Is color real? Does everyone see the same color green? How many colors can the human eye see? Color helps us to remember objects, influences our purchases and affects our emotions. (Are you blue?) More amazing is that objects without light do not have color! Lemons are not yellow but it is how their pigments reflect the wavelengths of light into the human brain that they appear yellow.
Reena Mukamal explains in How Humans See In Color that human brains see color between ultraviolet light and red light. Scientists estimate that humans can distinguish up to 10 million colors. When light hits an object, such as lemon, the object absorbs some of the light and reflects the rest of it. That reflected light enters the human eye through the cornea which bends the light toward the pupil. The pupil controls the amount of light that hits the lens. The lens focuses the light on the retina which is a layer of nerve cells in the back of the eye.
The retina has two different types of cells, rods and cones, which detect and respond to light. The cells that are sensitive to light are called photoreceptors. Rods are activated in dim light and cones in a brighter environment. Most humans have about 6 million cones and 110 million rods.
The cones contain “color-detecting molecules”. Typically there are three types of these molecules, red, green, blue. Each type of cone (red, green or blue) is sensitive to different wavelengths of visible light.
In the daytime, a lemon’s reflected light activates both red and green cones. The cones then send a signal along the optic nerve to the visual cortex of the brain. The brain processes the number of cones that were activate and the strength of their signal. Alter the nerve impulses are processed, a color is seen. In the case of the lemon, it is yellow.
In a darker environment, the light reflected by the lemon would stimulate only the eyes’ rods. If only the rods are activated, you don’t see color, just shades of gray. Another perception of color is “color constancy”. If you have seen the lemon in several different conditions, for instance red light or dim light, you would still perceive the lemon to be yellow.

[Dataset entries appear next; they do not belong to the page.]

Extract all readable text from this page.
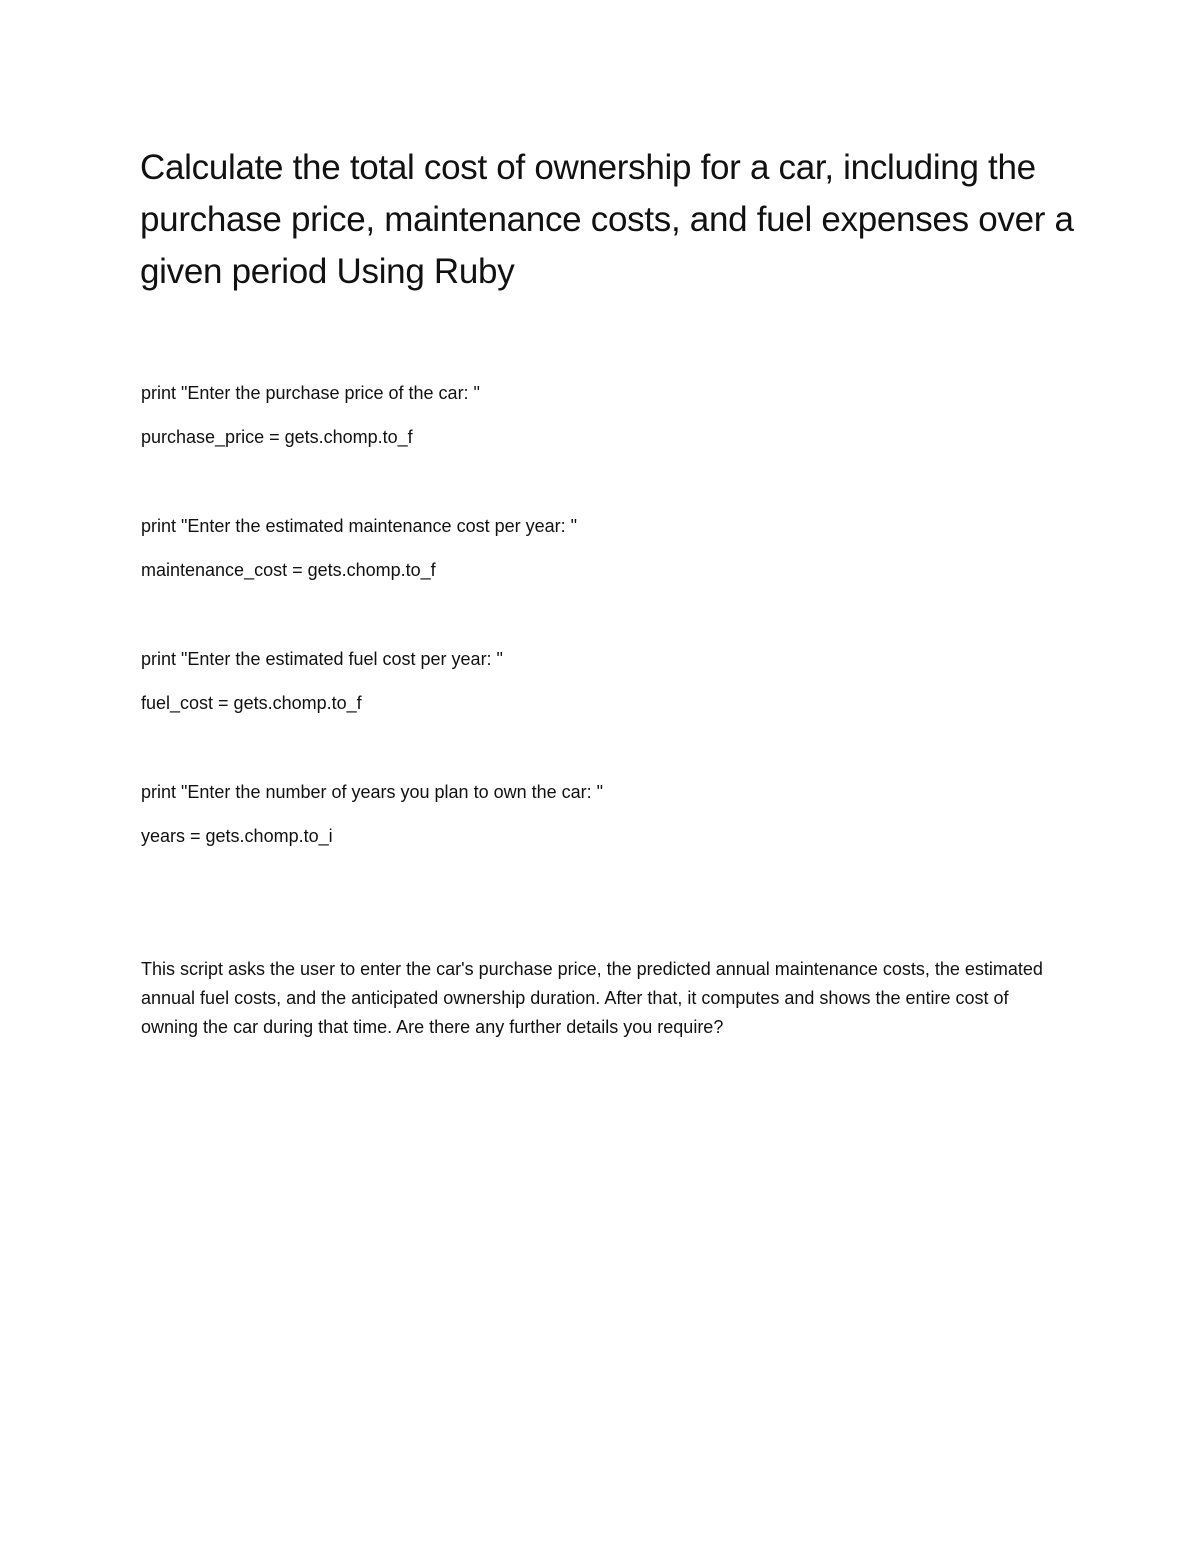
Calculate the total cost of ownership for a car, including the purchase price, maintenance costs, and fuel expenses over a given period Using Ruby

print "Enter the purchase price of the car: "

purchase_price = gets.chomp.to_f

print "Enter the estimated maintenance cost per year: "

maintenance_cost = gets.chomp.to_f

print "Enter the estimated fuel cost per year: "

fuel_cost = gets.chomp.to_f

print "Enter the number of years you plan to own the car: "

years = gets.chomp.to_i

This script asks the user to enter the car's purchase price, the predicted annual maintenance costs, the estimated annual fuel costs, and the anticipated ownership duration. After that, it computes and shows the entire cost of owning the car during that time. Are there any further details you require?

Color blindness is a problem with the cones. They can be absent, nonfunctioning or detect a different color than normal. Red-green color blindness is the most common followed by blue-yellow and it is more common in males.
Researchers estimate that up to 12 % of females have four cone types. They would then have the potential to perceive 100 times more colors.
Visual systems vary from person to person. An object’s color may appear differently against different backgrounds or under different lighting. There is a surprising amount of variation in how people see the world but the colors of a sunset remain beautiful. At least humans could agree on that beauty even if every sunset offers different colors.